Außerdem war er einer der eigenwilligsten Büchersammler Englands und einer der großen Briefschreiber seiner Zeit. Er verfasste Briefe auf Englisch, Hebräisch, Russisch und Jiddisch, zuweilen nicht weniger als zehn oder sogar zwanzig pro Tag, an eine Unmenge von Adressaten.

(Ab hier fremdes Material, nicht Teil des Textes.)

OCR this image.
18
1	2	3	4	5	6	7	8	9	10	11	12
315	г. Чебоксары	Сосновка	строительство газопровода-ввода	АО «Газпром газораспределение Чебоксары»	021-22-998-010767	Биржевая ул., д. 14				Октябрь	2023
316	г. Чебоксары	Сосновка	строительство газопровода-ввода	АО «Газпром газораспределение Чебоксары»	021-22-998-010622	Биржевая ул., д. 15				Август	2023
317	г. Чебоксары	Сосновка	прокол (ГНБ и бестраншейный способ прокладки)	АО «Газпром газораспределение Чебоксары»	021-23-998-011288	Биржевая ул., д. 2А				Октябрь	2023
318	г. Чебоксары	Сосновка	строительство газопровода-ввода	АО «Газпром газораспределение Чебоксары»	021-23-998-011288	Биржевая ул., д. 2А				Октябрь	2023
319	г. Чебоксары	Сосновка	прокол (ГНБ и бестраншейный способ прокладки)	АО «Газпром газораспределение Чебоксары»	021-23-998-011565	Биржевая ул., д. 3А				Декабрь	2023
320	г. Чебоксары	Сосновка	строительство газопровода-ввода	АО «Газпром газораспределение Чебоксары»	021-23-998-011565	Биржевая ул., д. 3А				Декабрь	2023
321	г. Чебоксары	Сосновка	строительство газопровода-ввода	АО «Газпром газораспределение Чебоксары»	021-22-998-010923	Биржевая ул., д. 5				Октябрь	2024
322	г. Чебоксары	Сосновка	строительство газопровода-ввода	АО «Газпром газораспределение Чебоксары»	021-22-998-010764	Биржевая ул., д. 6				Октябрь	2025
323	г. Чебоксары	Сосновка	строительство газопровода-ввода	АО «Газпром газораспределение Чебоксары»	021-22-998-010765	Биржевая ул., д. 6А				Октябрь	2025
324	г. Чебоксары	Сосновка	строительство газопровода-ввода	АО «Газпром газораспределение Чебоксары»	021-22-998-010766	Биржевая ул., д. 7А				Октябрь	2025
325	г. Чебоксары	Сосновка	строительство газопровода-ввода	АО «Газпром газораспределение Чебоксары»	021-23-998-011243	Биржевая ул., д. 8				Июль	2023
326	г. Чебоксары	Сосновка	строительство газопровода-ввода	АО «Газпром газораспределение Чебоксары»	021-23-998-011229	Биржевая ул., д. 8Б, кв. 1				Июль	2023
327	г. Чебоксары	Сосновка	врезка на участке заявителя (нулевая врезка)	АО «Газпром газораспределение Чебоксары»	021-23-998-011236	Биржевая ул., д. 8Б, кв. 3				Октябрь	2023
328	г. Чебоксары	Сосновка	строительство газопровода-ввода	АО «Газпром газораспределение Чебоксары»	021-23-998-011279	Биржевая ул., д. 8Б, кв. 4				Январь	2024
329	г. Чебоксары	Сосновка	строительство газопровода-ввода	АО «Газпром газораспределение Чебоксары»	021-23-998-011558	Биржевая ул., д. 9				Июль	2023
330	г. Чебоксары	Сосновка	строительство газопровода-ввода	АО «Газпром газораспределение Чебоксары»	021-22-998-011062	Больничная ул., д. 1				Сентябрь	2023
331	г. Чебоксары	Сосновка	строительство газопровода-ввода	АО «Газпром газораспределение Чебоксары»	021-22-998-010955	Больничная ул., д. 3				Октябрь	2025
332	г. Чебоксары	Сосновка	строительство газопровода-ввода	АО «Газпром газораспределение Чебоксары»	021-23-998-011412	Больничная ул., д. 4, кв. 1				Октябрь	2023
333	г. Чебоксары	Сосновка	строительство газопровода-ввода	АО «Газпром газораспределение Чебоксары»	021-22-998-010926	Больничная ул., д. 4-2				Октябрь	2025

Chimen war ein kleiner Mann, nur einen Meter fünfundfünfzig groß, mit langen, kräftigen Armen und einem Stiernacken – möglicherweise Folge seiner Jahre als Chef von Shapiro, Valentine & Co, in denen er regelmäßig schwere Bücherkisten herumschleppte. Einer der ältesten Freunde meines Vaters beschrieb Chimen in seinen Kindheitserinnerungen an das London der Nachkriegszeit mit großer Zuneigung als „russischen Gnom“. Als er älter wurde, trug er fast immer einen dunkelgrauen Konfektionsanzug mit Krawatte; wenn er sich be- sonders ungezwungen fühlte, etwa auf einem der seltenen Ausflüge an den Strand, mochte es vorkommen, dass er das Jackett durch einen Wollpullover ersetzte. Unter freiem Himmel war sein Kopf, oben kahl und hinten mit einem Kranz widerspenstiger weißer Haare verziert, fast immer von einer Stoffmütze oder einem Homburg aus Tweed gekrönt. Er hatte einen wunderbaren osteuropäischen Akzent, der fast genauso verstaubt, so durchdrungen vom Widerhall der Vergangenheit war wie die Bücher, die er sammelte; und er benutzte eine ganz eigene Mischung aus Englisch, Hebräisch, Russisch und Jiddisch. Einigen Freunden und Bekannten war eine bestimmte Sprache vorbehalten; bei anderen Gelegenheiten sprach er in einem höchst sonderbaren Mischmasch.
Mit Mitte achtzig machte er sich Notizen für eine Autobiografie (letzten Endes sollte er sich allerdings nicht in der Lage sehen, die Arbeit in Angriff zu nehmen). Darin stellte er sich die Frage: „Warum könnte jemand den Drang verspüren, über sein eigenes Leben zu schreiben?“Teil seiner Antwort war die Überlegung, dass sein Leben „einen großen Zeitraum unseres turbulenten Jahrhunderts umspannt hatte: Revolution, Bürgerkrieg, Pogrome, brutale Diktatur, den Zweiten Weltkrieg mit seinen schrecklichen Tragödien, gipfelnd im Völkermord, der Vernichtung von sechs Millionen Juden. Das Leben ist in hohem Maße ein Glücksspiel, das von Zufällen bestimmt ist, von Kräften, die nicht unserem Willen unterliegen, zu deren Ausrichtung wir jedoch wohl oder übel beitragen“.